We Are All Sharks

This is the 36th installment of my fortnightly poker column in the Economic Times, Range Rover.

A few days ago, I was shooting the breeze with a friend of mine when he told me about a couple of business ventures he was planning, and the investors he’d lined up for them. ‘You won’t believe how gullible they are,’ he said. ‘If there’s one thing I’ve learned from poker, it’s how to find fish and exploit them. And there are so many fish in the business world.’

It’s a good thing I was sipping lemonade at the time and not my usual hot Americano, or I’d have singed myself. Having recovered from the shock of his statement, I shook my head sadly. Poker is a beautiful game, and it can teach you a lot about life. But the lesson my friend had learned was entirely the wrong one.

Poker is a zero-sum game. (A negative-sum game, in fact, if you’re playing a raked game.) The only way you can win money is if someone else loses it. So it’s natural that the key skill in poker lies in exploiting the mistakes of others, sometimes after inducing those mistakes in the first place. It is a mathematical exercise that plays on the frailties of human nature. The game is played by consenting adults, and as your opponents are also trying to exploit you and take your money, they’re fair game. But the real world works differently.

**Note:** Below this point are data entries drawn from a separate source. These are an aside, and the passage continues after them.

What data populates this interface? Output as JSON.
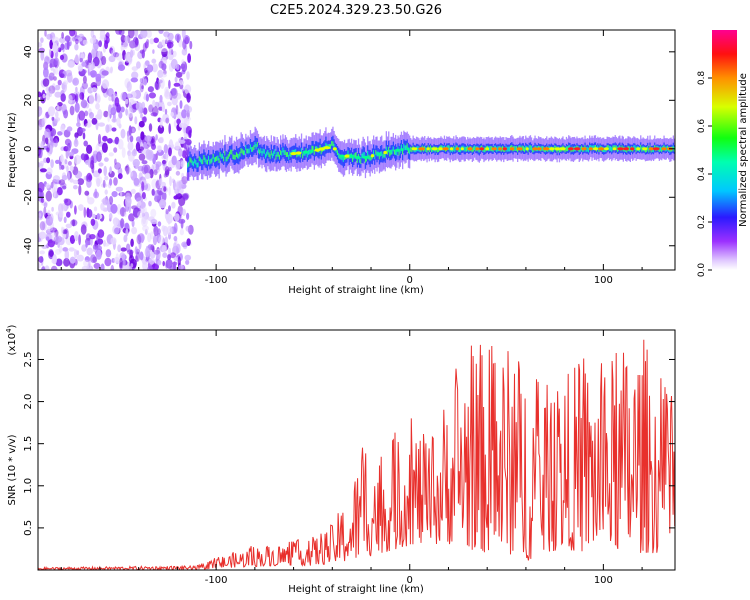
{
  "title": "C2E5.2024.329.23.50.G26",
  "chart_data": [
    {
      "type": "heatmap",
      "xlabel": "Height of straight line (km)",
      "ylabel": "Frequency (Hz)",
      "xlim": [
        -192,
        137
      ],
      "ylim": [
        -50,
        49
      ],
      "xticks": [
        -100,
        0,
        100
      ],
      "yticks": [
        -40,
        -20,
        0,
        20,
        40
      ],
      "colorbar": {
        "label": "Normalized spectral amplitude",
        "range": [
          0,
          1
        ],
        "ticks": [
          0.0,
          0.2,
          0.4,
          0.6,
          0.8
        ]
      },
      "noise_region_x": [
        -192,
        -113
      ],
      "signal_track": {
        "x": [
          -115,
          -100,
          -90,
          -80,
          -75,
          -70,
          -60,
          -50,
          -40,
          -35,
          -30,
          -25,
          -20,
          -10,
          0,
          10,
          20,
          30,
          40,
          50,
          60,
          70,
          80,
          90,
          100,
          110,
          120,
          130,
          137
        ],
        "freq_hz": [
          -6,
          -4,
          -2,
          1,
          -2,
          -2,
          -2,
          -1,
          1,
          -3,
          -3,
          -4,
          -3,
          -1,
          0,
          0,
          0,
          0,
          0,
          0,
          0,
          0,
          0,
          0,
          0,
          0,
          0,
          0,
          0
        ]
      }
    },
    {
      "type": "line",
      "xlabel": "Height of straight line (km)",
      "ylabel": "SNR (10 * v/v)",
      "y_multiplier": "(x10",
      "y_multiplier_exp": "4",
      "y_multiplier_close": ")",
      "xlim": [
        -192,
        137
      ],
      "ylim": [
        0,
        2.85
      ],
      "xticks": [
        -100,
        0,
        100
      ],
      "yticks": [
        0.5,
        1.0,
        1.5,
        2.0,
        2.5
      ],
      "line_color": "#e8302c",
      "envelope": {
        "x": [
          -192,
          -110,
          -100,
          -90,
          -80,
          -70,
          -60,
          -50,
          -40,
          -30,
          -22,
          -15,
          -5,
          0,
          10,
          20,
          25,
          30,
          40,
          50,
          60,
          70,
          80,
          90,
          100,
          110,
          120,
          130,
          137
        ],
        "max": [
          0.03,
          0.05,
          0.15,
          0.22,
          0.3,
          0.3,
          0.35,
          0.4,
          0.55,
          1.0,
          1.8,
          1.35,
          1.75,
          1.9,
          1.5,
          2.2,
          2.6,
          2.75,
          2.7,
          2.7,
          2.55,
          2.2,
          2.35,
          2.55,
          2.45,
          2.7,
          2.85,
          2.3,
          2.0
        ],
        "min": [
          0.0,
          0.0,
          0.02,
          0.03,
          0.04,
          0.05,
          0.06,
          0.05,
          0.08,
          0.1,
          0.15,
          0.2,
          0.25,
          0.3,
          0.3,
          0.3,
          0.35,
          0.25,
          0.2,
          0.2,
          0.1,
          0.2,
          0.25,
          0.2,
          0.3,
          0.2,
          0.2,
          0.2,
          0.3
        ]
      }
    }
  ]
}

Life is a positive-sum game. This is most eloquently illustrated by what the libertarian writer John Stossel once described, in an old column, as the Double Thank You Moment. When you buy a cup of coffee at a café, you say ‘thank you’ when you are handed the coffee, and the person behind the counter says ‘thank you’ on receiving your money. Both of you are better off. Indeed, the vast majority of human transaction, including all business transactions, are like this. Both people benefit – or they wouldn’t be transacting in the first place.

This amazing phenomenon, which we take for granted, is responsible for the remarkable economic and technological progress of the last three centuries. The economies of nations across the world have grown in consonance with the rise of free markets within them. Think about it: if every transaction leads to both parties benefiting, and a consequent increase of value in the world, then the more people are free to transact, in whatever form, the more we progress as an economy and a society. This is why libertarians such as myself consider it a crime to clamp down on any kind of freedom, be it economic or social.

The positive-sumness of things is unintuitive, and many people reflexively speak of the world in zero-sum terms. For example, socialists, with all their talk of ‘exploitation’, the rich getting richer at the expense of the poor and the need for redistribution. But that is not how the world works; it is not a game of poker. Just as in poker there is no possibility of a Double Thank You Moment, in life, we can all be sharks.

So much for learning the wrong lesson from poker. What does poker teach us about life that is useful to us? Well, the most important lesson I have learnt from poker is not to be results-oriented. Luck plays a huge role in the short term, you only get what you deserve in the long run, so just focus on doing the right thing and don’t worry about the fruits of your actions. The Bhagawad Gita teaches the exact same lesson. Lord Krishna would have crushed the games.